Governo Trump prende mais imigrantes em comparação a 2016

Do UOL, em São Paulo

  • David McNew/ AFP

    Agente patrulha muro na fronteira entre EUA e México em San Ysidro, Califórnia

    Agente patrulha muro na fronteira entre EUA e México em San Ysidro, Califórnia

O número de pessoas presas por agentes de imigração nos primeiros meses do governo Trump aumentou quase 40% em comparação com o ano passado.

Agentes da imigração dos EUA prenderam 41.300 imigrantes suspeitos de estarem ilegalmente no país entre 22 de janeiro e 29 de abril. Donald Trump tomou posse no dia 20 de janeiro deste ano. As informações foram divulgadas nesta quarta-feira (17).

A agência americana de imigração disse que 30.000 imigrantes foram presos no mesmo período em 2016, ainda no governo do democrata Barack Obama.

Um em cada quatro imigrantes detidos este ano não tinha acusações formais.

O número de pessoas deportadas dos EUA caiu sob a presidência de Donald Trump, segundo a Associated Press.

Trump tem tentado limitar a entrada de imigrantes nos EUA. Em março, Trump aprovou um veto migratório que suspendia durante 90 dias os vistos aos imigrantes de seis países de maioria muçulmana (Irã, Síria, Sudão, Líbia, Somália e Iêmen) e durante 120 o programa de amparo de refugiados.

Ao contrário do veto anterior, de janeiro, Trump deixou fora da suspensão de vistos os cidadãos iraquianos e os dessas seis nações que já gozam de residência permanente. Além disso, eliminou a suspensão permanente ao amparo de refugiados sírios e suprimiu as referências religiosas.

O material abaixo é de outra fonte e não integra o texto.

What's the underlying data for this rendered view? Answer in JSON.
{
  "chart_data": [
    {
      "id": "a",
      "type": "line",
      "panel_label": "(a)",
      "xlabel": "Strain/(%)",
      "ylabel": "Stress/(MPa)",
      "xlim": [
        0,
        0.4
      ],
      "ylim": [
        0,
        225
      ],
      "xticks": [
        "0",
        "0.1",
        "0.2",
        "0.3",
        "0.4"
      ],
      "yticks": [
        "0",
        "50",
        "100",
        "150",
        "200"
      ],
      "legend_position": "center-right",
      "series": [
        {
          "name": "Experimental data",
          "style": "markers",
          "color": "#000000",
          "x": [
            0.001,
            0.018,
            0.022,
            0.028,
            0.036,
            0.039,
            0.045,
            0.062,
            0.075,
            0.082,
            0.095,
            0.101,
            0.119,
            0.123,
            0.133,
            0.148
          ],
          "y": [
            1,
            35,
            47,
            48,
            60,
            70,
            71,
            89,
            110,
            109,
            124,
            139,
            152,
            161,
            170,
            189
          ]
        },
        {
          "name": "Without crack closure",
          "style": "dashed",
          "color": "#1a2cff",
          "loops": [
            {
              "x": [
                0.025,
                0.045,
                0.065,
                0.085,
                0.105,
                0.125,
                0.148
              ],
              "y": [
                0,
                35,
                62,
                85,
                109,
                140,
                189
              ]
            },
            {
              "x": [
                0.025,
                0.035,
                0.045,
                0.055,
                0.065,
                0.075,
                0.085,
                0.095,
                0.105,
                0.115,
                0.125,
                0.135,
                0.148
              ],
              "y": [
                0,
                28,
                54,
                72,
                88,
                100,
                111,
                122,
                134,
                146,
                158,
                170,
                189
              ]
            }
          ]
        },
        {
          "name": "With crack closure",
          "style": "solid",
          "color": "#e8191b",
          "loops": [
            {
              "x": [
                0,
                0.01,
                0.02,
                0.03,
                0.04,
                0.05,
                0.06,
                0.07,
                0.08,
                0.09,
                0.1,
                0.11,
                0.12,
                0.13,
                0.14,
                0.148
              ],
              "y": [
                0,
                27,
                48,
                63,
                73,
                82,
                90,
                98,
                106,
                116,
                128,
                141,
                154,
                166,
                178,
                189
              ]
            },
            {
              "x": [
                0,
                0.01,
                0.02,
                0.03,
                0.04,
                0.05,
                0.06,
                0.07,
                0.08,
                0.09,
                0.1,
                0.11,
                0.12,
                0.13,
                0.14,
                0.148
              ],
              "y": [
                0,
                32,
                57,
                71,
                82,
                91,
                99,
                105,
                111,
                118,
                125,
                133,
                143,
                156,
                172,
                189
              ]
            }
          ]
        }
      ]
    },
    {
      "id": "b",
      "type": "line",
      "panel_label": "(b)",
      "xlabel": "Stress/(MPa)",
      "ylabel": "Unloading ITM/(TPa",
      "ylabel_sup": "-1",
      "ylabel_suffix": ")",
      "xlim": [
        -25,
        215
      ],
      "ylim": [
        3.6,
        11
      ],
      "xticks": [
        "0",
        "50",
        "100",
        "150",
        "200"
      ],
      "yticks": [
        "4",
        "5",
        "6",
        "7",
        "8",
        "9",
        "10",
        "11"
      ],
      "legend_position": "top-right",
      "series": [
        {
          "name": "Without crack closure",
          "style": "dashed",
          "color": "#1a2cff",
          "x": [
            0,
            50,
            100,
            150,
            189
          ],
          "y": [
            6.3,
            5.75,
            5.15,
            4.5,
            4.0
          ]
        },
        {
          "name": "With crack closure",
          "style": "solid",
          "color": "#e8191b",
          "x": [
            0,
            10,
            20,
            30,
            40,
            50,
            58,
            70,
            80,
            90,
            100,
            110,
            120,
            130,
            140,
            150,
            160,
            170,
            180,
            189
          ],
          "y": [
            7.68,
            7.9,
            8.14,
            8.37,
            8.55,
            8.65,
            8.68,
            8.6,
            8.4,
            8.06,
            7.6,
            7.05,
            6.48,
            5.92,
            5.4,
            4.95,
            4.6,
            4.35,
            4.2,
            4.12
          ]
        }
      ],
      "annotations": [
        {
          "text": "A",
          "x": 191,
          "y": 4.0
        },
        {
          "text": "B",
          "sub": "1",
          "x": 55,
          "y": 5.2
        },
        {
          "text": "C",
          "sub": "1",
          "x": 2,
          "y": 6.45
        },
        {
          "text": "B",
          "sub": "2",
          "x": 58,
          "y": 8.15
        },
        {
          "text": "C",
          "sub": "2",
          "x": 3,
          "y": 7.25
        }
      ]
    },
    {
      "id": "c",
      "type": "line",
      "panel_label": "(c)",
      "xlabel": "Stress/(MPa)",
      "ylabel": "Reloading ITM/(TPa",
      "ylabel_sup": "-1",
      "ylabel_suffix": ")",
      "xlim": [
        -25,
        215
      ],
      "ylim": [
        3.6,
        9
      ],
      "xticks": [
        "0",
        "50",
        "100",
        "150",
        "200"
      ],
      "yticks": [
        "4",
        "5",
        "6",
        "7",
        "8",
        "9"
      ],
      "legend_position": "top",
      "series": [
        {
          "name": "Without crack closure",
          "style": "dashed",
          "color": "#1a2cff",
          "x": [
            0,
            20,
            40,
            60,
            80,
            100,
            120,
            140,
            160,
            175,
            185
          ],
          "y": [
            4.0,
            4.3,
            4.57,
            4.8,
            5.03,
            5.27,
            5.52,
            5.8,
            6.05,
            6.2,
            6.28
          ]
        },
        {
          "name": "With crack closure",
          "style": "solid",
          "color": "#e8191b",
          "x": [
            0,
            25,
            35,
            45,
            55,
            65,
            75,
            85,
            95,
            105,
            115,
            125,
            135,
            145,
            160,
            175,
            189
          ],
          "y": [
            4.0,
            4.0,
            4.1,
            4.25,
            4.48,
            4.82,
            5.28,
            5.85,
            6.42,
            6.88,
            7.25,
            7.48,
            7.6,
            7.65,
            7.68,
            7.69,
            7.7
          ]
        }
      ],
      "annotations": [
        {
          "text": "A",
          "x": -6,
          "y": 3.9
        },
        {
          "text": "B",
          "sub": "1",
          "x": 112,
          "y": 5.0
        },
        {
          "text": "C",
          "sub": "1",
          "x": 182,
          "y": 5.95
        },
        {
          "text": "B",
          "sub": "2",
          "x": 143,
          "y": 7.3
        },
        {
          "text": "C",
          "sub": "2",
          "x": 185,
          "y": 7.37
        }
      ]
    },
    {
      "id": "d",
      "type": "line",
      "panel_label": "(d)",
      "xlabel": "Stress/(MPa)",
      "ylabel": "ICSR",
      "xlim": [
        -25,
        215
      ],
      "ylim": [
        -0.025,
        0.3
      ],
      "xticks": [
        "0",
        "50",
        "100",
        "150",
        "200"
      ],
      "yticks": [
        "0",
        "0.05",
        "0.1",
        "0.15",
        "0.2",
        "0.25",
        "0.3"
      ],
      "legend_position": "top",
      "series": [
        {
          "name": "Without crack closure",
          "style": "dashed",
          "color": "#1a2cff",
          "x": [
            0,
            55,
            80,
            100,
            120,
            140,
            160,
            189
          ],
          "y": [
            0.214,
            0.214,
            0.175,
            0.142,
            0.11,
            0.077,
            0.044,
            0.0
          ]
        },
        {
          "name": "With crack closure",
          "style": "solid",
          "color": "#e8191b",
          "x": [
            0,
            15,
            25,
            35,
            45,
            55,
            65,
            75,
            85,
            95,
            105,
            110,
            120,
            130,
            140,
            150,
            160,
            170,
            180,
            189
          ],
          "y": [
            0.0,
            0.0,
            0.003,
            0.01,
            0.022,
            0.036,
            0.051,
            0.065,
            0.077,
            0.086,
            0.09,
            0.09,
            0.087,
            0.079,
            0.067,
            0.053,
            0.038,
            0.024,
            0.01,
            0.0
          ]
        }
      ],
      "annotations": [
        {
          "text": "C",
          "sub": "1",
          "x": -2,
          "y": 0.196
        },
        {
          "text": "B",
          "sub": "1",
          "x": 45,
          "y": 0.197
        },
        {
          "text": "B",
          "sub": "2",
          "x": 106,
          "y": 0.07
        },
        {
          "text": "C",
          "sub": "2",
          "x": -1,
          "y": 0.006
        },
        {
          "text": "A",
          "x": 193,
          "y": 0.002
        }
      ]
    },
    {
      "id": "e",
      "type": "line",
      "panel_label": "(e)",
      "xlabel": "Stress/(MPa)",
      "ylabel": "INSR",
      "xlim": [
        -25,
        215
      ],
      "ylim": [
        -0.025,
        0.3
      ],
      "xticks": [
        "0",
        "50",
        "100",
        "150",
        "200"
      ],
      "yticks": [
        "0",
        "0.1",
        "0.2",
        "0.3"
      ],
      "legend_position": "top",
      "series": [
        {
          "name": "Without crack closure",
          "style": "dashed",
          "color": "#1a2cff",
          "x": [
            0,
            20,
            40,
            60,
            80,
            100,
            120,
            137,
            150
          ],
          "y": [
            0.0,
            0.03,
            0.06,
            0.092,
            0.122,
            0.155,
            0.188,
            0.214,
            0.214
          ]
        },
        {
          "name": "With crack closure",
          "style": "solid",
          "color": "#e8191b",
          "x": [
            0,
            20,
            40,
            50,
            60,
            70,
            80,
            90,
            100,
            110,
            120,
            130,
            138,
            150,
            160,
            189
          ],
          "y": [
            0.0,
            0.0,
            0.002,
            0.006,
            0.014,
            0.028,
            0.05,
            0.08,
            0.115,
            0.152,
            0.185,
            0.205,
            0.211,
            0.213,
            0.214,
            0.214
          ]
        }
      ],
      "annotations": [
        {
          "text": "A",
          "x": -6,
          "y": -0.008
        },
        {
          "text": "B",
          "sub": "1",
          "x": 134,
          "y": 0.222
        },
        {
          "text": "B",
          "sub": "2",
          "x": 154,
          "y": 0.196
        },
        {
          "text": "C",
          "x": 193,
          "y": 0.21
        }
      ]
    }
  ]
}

O presidente americano tomou a decisão de apresentar um segundo veto depois de receber vários revezes judiciais com o anterior. No entanto, esse segundo veto migratório também foi bloqueado pela Justiça americana.

No mês passado, o procurador-geral dos Estados Unidos, Jeff Sessions, anunciou que o governo de Donald Trump enviará mais juízes de imigração aos centros de detenção da fronteira com o México e haverá um maior empenho em castigar pessoas sem documentos que reingressarem ao país depois de serem deportadas.

"Para aqueles que continuam tentando entrar de maneira ilegal neste país, estejam advertidos, esta é uma nova era, esta é a era Trump", disse Sessions durante uma entrevista na cidade fronteiriça de Nogales, no Arizona.

Com o muro fronteiriço com o México como pano de fundo, o procurador-geral reiterou que o governo Trump manterá uma luta frontal contra a imigração sem documentos, bem como contra organizações criminosas, cartéis de droga e gangues.

"É aqui, ao longo da fronteira, que gangues transnacionais como a MS-13 e os cartéis internacionais inundam nosso país de droga e deixam morte e violência. E é aqui onde os criminosos sem documentos, os coiotes e os falsificadores de documentos buscam derrotar nosso sistema legal de imigração", completou.

Sessions disse ter escrito a todos os procuradores federais do país para avisar-lhes que o procedimento contra aqueles que violam as leis de imigração é uma prioridade.

Assim, os indocumentados que reingressarem ao país depois de terem sido deportados enfrentarão acusações criminais, se forem constatados certos agravantes, especialmente em casos de pessoas relacionadas com quadrilhas ou que, sob seu ponto de vista, representem um risco para a segurança pública.

Também serão castigados duramente aqueles que traficam pessoas sem documentos, especialmente os que ajudam criminosos e membros de gangues a cruzar a fronteira.

Os procuradores federais poderão ainda apresentar acusações contra os indocumentados pelo uso de documentos falsos ou o roubo de identidade agravado, o que poderia levar-lhes a uma sentença de um mínimo de dois anos de prisão.